Le Big Data comprend toujours des données de sources multiples et, la plupart du temps, de différents types. Il n’est donc pas toujours facile de savoir comment intégrer tous les outils dont vous avez besoin pour travailler avec différents types de données.

Comment le Big Data fonctionne-t-il ?

L’idée principale du Big Data, c’est que plus vous en savez sur quelque chose, plus vous pouvez en tirer des informations qui vous permettront de prendre une décision ou de trouver une solution. Dans la plupart des cas, ce processus est entièrement automatisé : nous disposons d’outils très avancés qui exécutent des millions de simulations pour nous donner le meilleur résultat possible. Mais pour y parvenir à l’aide d’outils d’analyse, de machine learning ou même d’intelligence artificielle, il faut savoir comment fonctionne le Big Data et comment tout configurer correctement.

Source : Datafloq

La nécessité de traiter une telle quantité de données exige une infrastructure stable et bien structurée. Elle devra traiter rapidement d’énormes volumes de données de différents types, ce qui peut surcharger un serveur ou un cluster. C’est pourquoi le Big Data doit s’appuyer sur un système bien pensé.

Il est important de tenir compte de la capacité du système pour tous les processus. Et cela peut potentiellement nécessiter des centaines ou des milliers de serveurs pour les grandes entreprises. Comme vous pouvez l’imaginer, cela peut coûter cher. Et quand vous ajoutez tous les outils dont vous aurez besoin, ça commence à faire beaucoup.
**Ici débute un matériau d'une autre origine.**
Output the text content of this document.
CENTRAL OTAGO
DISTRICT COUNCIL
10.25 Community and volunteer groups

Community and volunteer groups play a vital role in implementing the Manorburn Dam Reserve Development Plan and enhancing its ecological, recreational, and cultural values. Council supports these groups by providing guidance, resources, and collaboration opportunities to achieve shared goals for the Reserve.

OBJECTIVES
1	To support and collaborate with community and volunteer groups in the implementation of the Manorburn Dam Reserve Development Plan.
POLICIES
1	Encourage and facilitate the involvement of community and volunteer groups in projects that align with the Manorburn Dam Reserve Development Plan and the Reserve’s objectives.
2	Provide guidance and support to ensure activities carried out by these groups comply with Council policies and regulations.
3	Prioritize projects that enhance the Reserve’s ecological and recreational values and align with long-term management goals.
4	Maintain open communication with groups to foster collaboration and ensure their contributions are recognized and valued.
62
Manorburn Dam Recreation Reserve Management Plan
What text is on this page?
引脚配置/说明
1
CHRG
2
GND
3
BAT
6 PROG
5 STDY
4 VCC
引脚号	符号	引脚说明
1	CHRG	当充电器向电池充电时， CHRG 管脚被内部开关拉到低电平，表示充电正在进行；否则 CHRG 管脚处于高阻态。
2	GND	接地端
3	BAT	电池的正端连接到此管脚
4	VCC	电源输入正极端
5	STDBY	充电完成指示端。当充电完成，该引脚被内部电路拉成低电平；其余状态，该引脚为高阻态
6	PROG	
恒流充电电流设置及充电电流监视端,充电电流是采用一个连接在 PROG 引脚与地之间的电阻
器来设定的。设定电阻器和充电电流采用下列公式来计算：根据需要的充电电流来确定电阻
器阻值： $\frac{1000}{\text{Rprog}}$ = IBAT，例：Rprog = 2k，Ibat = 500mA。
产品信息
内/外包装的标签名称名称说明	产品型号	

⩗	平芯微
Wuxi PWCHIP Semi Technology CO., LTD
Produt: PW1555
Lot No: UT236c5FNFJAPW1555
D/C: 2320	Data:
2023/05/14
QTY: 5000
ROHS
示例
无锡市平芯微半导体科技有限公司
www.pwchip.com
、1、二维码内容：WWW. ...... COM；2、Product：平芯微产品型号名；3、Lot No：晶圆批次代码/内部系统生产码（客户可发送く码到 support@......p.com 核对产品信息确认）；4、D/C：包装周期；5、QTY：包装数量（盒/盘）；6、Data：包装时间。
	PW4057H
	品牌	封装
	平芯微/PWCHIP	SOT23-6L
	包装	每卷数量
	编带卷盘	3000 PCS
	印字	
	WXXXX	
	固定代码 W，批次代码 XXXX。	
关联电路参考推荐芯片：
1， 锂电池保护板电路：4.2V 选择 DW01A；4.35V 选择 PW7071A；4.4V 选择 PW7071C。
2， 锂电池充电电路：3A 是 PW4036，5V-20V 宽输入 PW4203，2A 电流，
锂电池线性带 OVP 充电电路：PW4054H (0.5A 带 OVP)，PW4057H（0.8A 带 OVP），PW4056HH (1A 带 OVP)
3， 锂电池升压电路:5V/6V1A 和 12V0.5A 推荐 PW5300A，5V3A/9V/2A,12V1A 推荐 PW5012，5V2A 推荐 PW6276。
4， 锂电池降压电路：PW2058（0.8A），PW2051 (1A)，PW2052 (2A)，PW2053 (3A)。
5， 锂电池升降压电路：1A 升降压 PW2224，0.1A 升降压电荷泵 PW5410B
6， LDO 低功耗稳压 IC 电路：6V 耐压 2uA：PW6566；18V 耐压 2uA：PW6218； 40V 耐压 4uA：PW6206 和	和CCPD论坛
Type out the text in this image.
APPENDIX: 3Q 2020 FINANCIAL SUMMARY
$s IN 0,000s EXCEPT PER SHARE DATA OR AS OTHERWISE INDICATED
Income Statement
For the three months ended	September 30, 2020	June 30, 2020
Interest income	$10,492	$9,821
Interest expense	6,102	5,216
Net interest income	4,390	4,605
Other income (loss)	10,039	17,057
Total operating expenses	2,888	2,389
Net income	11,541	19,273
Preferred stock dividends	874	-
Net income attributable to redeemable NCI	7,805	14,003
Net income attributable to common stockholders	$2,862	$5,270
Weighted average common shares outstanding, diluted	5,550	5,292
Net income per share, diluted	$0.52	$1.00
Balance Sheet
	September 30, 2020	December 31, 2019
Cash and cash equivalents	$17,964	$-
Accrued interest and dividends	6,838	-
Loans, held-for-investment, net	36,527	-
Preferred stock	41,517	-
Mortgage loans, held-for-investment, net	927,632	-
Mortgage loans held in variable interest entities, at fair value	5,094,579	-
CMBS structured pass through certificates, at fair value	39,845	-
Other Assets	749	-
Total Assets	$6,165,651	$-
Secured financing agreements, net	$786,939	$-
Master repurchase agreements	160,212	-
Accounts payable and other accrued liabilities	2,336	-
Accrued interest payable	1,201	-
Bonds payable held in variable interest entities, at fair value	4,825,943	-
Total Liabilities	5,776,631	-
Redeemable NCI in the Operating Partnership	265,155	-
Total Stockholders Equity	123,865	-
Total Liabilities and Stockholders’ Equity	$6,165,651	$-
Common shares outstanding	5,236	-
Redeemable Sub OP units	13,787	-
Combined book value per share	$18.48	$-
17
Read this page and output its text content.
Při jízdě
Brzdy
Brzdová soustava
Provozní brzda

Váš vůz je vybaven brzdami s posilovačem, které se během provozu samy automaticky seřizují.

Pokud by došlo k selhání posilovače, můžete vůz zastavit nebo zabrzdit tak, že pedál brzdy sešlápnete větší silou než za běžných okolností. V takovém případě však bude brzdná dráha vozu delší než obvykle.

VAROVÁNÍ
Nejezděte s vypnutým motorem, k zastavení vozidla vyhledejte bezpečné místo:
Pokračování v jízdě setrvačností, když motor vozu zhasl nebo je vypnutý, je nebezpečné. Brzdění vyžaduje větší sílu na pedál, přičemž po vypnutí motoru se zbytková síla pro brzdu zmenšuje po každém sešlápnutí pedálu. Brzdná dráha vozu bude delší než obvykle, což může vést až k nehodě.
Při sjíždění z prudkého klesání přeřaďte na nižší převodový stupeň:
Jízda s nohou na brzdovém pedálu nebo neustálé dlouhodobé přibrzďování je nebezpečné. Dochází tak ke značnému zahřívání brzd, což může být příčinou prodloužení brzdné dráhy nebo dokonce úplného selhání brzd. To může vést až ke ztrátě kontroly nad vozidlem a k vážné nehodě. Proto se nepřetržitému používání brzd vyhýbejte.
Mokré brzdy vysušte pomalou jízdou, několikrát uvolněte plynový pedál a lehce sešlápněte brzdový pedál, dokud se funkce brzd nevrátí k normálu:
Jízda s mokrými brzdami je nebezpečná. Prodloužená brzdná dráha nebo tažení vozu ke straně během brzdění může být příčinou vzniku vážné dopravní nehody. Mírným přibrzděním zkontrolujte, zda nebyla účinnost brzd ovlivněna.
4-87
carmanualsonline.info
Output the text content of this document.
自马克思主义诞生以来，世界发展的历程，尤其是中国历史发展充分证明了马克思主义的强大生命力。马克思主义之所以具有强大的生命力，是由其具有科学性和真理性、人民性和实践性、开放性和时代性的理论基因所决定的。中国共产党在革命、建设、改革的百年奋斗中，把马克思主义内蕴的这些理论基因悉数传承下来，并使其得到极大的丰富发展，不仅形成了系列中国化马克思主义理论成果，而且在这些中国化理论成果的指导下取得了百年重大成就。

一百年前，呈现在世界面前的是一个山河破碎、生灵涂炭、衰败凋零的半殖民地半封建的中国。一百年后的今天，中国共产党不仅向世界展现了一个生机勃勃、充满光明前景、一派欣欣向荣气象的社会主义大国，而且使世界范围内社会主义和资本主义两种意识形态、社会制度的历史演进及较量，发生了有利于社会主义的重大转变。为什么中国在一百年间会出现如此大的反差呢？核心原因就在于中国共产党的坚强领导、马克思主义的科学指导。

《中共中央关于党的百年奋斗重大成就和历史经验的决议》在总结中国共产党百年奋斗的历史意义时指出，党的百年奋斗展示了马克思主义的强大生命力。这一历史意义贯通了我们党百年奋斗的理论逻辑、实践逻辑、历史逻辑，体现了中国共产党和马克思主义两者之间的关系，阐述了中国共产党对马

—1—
C’est pourquoi vous devez savoir comment fonctionne le Big Data et connaître les trois actions principales qui se cachent derrière afin de pouvoir planifier votre budget et construire le meilleur système possible.

Intégration

Le Big Data se compose de données recueillies à partir de nombreuses sources et, étant donné la quantité énorme d’informations, il faut trouver de nouvelles stratégies et technologies pour les traiter. Dans certains cas, vous pouvez avoir des pétaoctets d’informations qui circulent dans votre système et intégrer un tel volume d’information dans votre système ne sera pas facile. Vous devrez recevoir les données, les traiter et les formater dans un format adapté aux besoins de votre entreprise et que vos clients comprennent.

Gestion

De quoi d’autre pourriez-vous avoir besoin pour gérer un si grand volume d’informations ? Vous aurez besoin d’un endroit où les stocker. Votre solution de stockage peut se trouver dans le cloud, sur site ou les deux. Vous pouvez également choisir le format dans lequel vos données seront stockées afin qu’elles soient disponibles en temps réel à la demande. C’est pourquoi de plus en plus de personnes choisissent une solution de stockage dans le cloud prenant en charge leurs besoins informatiques actuels.

Analyse

Une fois que vous avez reçu et stocké les données, vous devez les analyser pour pouvoir les utiliser. Explorez vos données et utilisez-les pour prendre des décisions importantes, par exemple en identifiant les caractéristiques les plus recherchées par vos clients, ou utilisez-les pour partager vos recherches. Faites-en ce que vous voulez et ce dont vous avez besoin, mais tirez-en parti. Vous avez fait des investissements importants pour mettre en place cette infrastructure, il est donc important que vous l’utilisiez.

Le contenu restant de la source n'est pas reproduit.